A GitHub for Data?
July 31st, 2010 | Published in Data | 3 Comments
Clay Johnson, late of Sunlight Labs and now writing at the splendidly-named InfoVegan, says that what the “Open Data” movement needs is a better way to store data on the Web. Something like a GitHub for data:
Why can I not type into a console gitdata install census-2010 or gitdata install census-2010 —format=mongodb and have everything I need to interface with the coming census data?
Technically, there’s not much reason why this couldn’t happen. Sure, some government datasets are very large, and some are in arcane and oddball formats, but these are technical problems that can be overcome. But the biggest issue, for data-driven apps contests and pretty much any other use of government data, is not that data isn’t easy to store on the Web. It’s that data is hard to understand, no matter where you get it.
In a sense, a GitHub for data could help solve this problem, too, because you can write documentation and many GitHub projects have excellent documentation. But there also are projects with very limited documentation – heck, some of them are mine. This is the biggest gap to better apps, that so few people really understand the data and its pitfalls. I’d like to see what Clay wants to see, too, but right now I’m more interested in:
gitdata install census-2010
If the person executing that command is, say, Paul Overberg.
That’s not to say that I’m in favor of a situation where only those with expertise have access to data. What I’m saying is that the very act of what Clay describes as a hassle:
A developer has to download some strange dataset off of a website like data.gov or the National Data Catalog, prune it, massage it, usually fix it, and then convert it to their database system of choice, and then they can start building their app.
Is in fact what helps a user learn more about the dataset he or she is using. Even a well-documented dataset can have its quirks that show up only in the data itself, and the act of importing often reveals more about the data than the documentation does. We need to import, prune, massage, convert. It’s how we learn.
August 2nd, 2010 at 10:32 am (#)
Amen. The most ready examples would be for already-open data created by government agencies. However, I see this as amazingly useful for academic and private research as well.

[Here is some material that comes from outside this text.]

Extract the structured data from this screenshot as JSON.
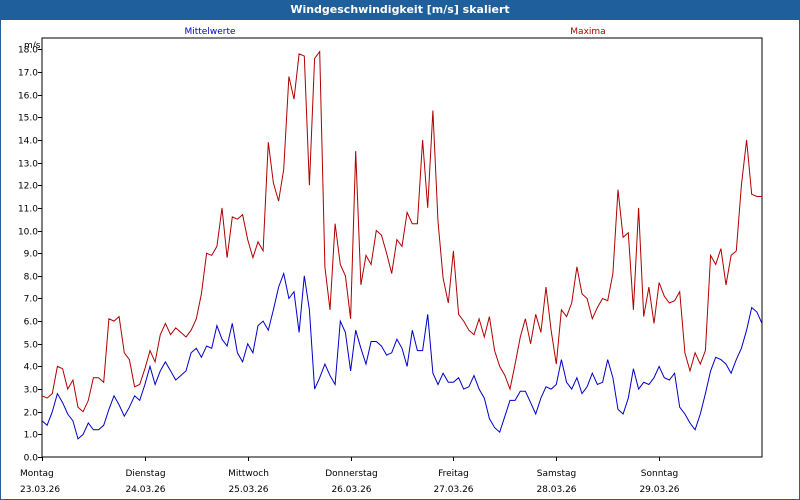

There could be a feature like GitHub organizations where you only provide access to a research team, etc.
I’m definitely in favor of more transparent data, but there is a lot of data that can’t be open based on funding sources. However, the same concept you’re advocating would be great for distributed teams to make processing and analysis much faster. This could be a great way to speed up the time for peer review.
January 19th, 2011 at 12:54 pm (#)
Have you seen datapkg: http://blog.okfn.org/2010/02/23/introducing-datapkg/
datapkg is an user tool for distributing, discovering and installing data (and content) ‘packages’.
datapkg is a simple way to ‘package’ data building on existing packaging tools developed for code (e.g. Debian apt, PyPI, CRAN, Gems, CPAN). datapkg is designed to integrate closely with the CKAN (Comprehensive Knowledge Archive Network).
In terms of the big picture, datapkg is the “apt-get/aptitude/dpkg” part of the vision for a ‘Debian of Data’ (i.e. scalable, distributed, open data infrastructures! — for more see this post or these recent slides):
Documentation http://packages.python.org/datapkg/.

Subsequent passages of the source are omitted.